Cristina Pizarro (Escritora – Poeta – ensayista – Licenciada en Educación con doctorado en Literatura Infantil) Buenos Aires, 21 de septiembre de 2008

Sueños de Águila/Zulma Amín

Zulma Amín

El volumen “Sueño de Águilas” de Graciela Licciardi, se convierte para el lector en una guía directa hacia el respeto, la solidaridad, la integridad y la honestidad, instrumentados a través de la premisa declarada del amor, como el camino adecuado, el que conducirá al desarrollo de todas las potencialidades del ser; abarcando todas sus áreas de expresión.

Así, a través del amor, como lo expresa tan claramente la autora, los seres humanos podremos llegar al éxito a escala personal y espiritual, a la vez que igual desarrollo se producirá en otros planos vibracionales, que no pueden ni deben ser desdeñados, por cuanto hacen ellos también a la existencia de las personas y a nuestra medida de la felicidad. Nos estamos refiriendo, entonces, a que el desarrollo pleno de los seres humanos de nuestro tiempo también deben incluír el éxito a escala profesional y económica.

Es de destacar esta actitud positiva e inteligente de Graciela Licciardi, quien no obvia las facetas “materiales” de nuestra existencia, como parte de la felicidad entendidas como objetivo general a alcanzar.  Por el contrario, su libro “Sueño de Águilas” integra en ocho pasos el camino a seguir, guiados por el amor, para triunfar en el sentido cabal de la palabra, en todos los complementarios escenarios que conformen nuestra vida.

Estos ocho pasos como los ocho caminos que enseñó Buda para la liberación del mundo de los sentidos- son sencillos y claros en la expresión que hace de ellos la autora, quien señala además la vía práctica para dar adecuadamente dichos pasos.

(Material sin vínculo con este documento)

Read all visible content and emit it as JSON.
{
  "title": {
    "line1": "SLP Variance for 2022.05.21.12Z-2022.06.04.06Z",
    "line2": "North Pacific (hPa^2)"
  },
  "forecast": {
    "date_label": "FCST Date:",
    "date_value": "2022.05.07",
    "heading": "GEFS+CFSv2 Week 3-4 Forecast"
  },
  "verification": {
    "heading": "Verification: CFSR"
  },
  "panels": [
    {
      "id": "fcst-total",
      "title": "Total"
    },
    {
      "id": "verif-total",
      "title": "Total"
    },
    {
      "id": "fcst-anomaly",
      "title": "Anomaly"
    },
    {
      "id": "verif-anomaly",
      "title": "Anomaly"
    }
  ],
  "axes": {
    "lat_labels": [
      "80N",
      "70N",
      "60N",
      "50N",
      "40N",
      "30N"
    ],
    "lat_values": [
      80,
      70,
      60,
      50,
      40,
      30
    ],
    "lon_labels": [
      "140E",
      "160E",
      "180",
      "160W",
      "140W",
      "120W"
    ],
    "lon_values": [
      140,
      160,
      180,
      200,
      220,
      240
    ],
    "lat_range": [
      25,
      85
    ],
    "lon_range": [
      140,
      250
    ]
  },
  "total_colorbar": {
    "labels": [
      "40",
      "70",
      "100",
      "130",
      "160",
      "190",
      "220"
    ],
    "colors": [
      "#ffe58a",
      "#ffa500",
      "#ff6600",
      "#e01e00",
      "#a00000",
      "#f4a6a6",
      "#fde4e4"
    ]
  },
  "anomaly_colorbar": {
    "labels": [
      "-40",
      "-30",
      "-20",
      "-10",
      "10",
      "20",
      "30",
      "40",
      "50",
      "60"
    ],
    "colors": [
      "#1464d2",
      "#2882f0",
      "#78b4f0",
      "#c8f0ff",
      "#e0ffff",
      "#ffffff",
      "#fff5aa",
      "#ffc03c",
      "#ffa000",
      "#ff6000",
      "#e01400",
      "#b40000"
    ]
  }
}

El lector encontrará en “Sueño de Águilas” no sólo la teoría, magistralmente explicada por Licciardi que sustenta estas enseñanzas, sino también el modo disciplinado y correcto de iniciar mediante los pasos que nos propone seguir hacia el objetivo a encontrar, el que, en definitiva, consiste en captar la esencia, liberada de trabas y de obstáculos, tanto materiales como espirituales, expresándose en toda su maravillosa magnitud.

En resumen, “Sueño de Águilas”, de Graciela Licciardi, se ofrece al lector como una literatura imprescindible para resolver no sólo los enigmas que, respecto de nosotros mismos, nos planteamos continuamente, sino también como medio más transparente, directo y sincero para conocernos, apreciar nuestras verdaderas posibilidades y potencialidades, y asimismo, llegar a una plenitud que se define claramente en una sola palabra: felicidad, orientada y sostenida por el amor, y capaz de ser trasmitida a los demás por nuestro vivo ejemplo.

Un libro que todos debemos conocer y apreciar en su magnífica dimensión y un aporte invalorable a la evolución personal y colectiva de la humanidad.